11.02.1959 gün ve E:1958/17, K:1959/15 sayılı Yargıtay İçtihadı Birleştirme Kararının 1.bendinde de açıklandığı üzere; bir kamu kurumu tarafından verilen kararlar üzerine plan ve projesine göre bir yol yapılması dolayısıyla evinin duvarı yıkılan veya bodrumunu sel basan, su tesisinin bozukluğu yahut bakımındaki ihmal yüzünden tarlasını sular basıp, tarlası kullanılamaz hale gelen kimsenin uğradığı zararlar gibi zararlar, idari kararın ve fiilin neticesinde meydana gelen zararlardır. Zira bir kamu kurumunun görevlerinden olan bir işi yapmayı kararlaştırması idari bir karar olduğu gibi, bu kararı yerine getirmek üzere plan ve projeler yapıp, o plan ve projeler gereğince işi görmesi de kararın neticesi olan birer idari eylemdir. O halde bu fiillerden doğan zararların ödettirilmesi istekleri, 2557 sayılı İdari Yargılama Usulü Kanunu’nun 2.maddesi hükmünce bir tam yargı davasıdır ve bu davalara bakmaya idari yargı yeri görevlidir. Ancak bunun için bu eylemi doğrudan kamu hizmetini yerine getiren idarenin yapması gerekir. Kendisi doğrudan yapmıyor, özel hukuk sözleşmesi ile üçüncü kişiye yaptırıyor veya idare tarafından doğrudan kendisi tarafından yapılan işler plan veya projelere aykırı ise, ortada idari kararın tatbiki olan bir fiil bulunmadığından, bu iddia ile açılmış bir davada haksız eyleme ilişkin özel hukuk hükümleri uygulanacaktır. Haksız fiilden doğan zararların tazminine ilişkin davaların özel hukuk hükümlerine göre çözüm mercii ise adli yargı yeridir. Aynı ilkeler Uyuşmazlık Mahkemesi’nin 06.12.1999 gün ve E:1999/38 K:1999/40 sayılı, Yargıtay Hukuk Genel Kurulu’nun 07.12.2005 gün ve 2005/4-650 E.-2005/711 K.; 04.04.2007 gün ve 2007/4-141 E.2007/188 K. ve 02.02.2011 gün ve 2010/7-672 E, 2011/1 sayılı ilamlarında da benimsenmiştir.

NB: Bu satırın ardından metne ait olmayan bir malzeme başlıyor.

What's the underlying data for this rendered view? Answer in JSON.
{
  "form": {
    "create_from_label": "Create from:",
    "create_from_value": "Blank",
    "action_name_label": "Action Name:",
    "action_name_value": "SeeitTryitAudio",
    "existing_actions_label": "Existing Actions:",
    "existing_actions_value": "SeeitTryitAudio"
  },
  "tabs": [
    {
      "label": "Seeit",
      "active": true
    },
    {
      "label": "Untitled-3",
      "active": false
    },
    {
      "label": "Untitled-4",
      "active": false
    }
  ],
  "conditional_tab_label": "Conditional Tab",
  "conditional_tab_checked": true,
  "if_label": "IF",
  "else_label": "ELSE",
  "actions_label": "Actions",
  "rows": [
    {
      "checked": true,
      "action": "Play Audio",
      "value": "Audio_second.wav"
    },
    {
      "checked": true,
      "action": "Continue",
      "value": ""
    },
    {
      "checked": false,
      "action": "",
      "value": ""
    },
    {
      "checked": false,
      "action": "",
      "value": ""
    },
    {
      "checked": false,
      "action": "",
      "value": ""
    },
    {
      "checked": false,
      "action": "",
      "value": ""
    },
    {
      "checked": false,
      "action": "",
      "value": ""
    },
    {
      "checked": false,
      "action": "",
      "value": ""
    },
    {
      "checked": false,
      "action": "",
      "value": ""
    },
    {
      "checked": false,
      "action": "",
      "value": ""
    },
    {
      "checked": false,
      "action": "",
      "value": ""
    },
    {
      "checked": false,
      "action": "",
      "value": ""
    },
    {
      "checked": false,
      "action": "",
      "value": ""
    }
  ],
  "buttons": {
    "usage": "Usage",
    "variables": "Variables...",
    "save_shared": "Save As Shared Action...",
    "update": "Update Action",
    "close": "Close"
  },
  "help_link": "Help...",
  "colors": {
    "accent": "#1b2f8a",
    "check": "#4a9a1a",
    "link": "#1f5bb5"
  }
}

Somut olayda ise; davalı … Belediyesi Başkanlığı tarafından kaldırım ve yol yapım kazı işi kendisi tarafından bizzat plan ve projeye uygun olarak yerine getirilmemiş, davalı idare aksine özel hukuk ilişkisine girerek, haklarındaki takip kesinleşen diğer dava dışı şirketle arasında düzenlenen eser sözleşmesine dayalı olmak üzere, bu şirketler eliyle yaptırılmıştır. Davalı … ile dava dışı hakkında icra takibi kesinleşen yüklenici ortak girişim arasında düzenlenen özel hukuk hükümlerine tabi bu eser sözleşmesinde, açıkça işe ilişkin talimatların işverenin görevlendireceği kişi tarafından verileceği, buna yüklenicinin uyacağı kararlaştırılmıştır. Davalı idare ile yüklenici kaldırım ve kazı işini yapan dava dışı şirket arasındaki sözleşme, kamu hizmeti vermekle yükümlü olan davalı belediyenin lehine düzenlenmiş bir idari sözleşme olmayıp, açık biçimde özel hukuk hükümlerine tabi eser sözleşmesidir. Zaten böyle bir durumda davalı idarenin kamu hizmeti verdiğinden de sözedilemez. Bu sözleşmenin tarafları arasında çıkacak uyuşmazlıkların çözüm yeri idari yargı olmadığına göre, bu sözleşmenin yerine getirilmesi sırasında sözleşmenin tarafı olmayan üçüncü kişilere verilen zararların giderilmesi amacıyla açılan davaların çözüm mercii de idari yargı olarak düşünülemez (Yargıtay Hukuk Genel Kurulunun 28/04/2010 gün ve 2010/7-216 E.-2010/231 K. sayılı ilamı).
Açıklanan gerekçelerle uyuşmazlıkta adli yargı yeri görevli olup, direnme kararı isabetli olduğundan, çoğunluk görüşüne katılınmamıştır.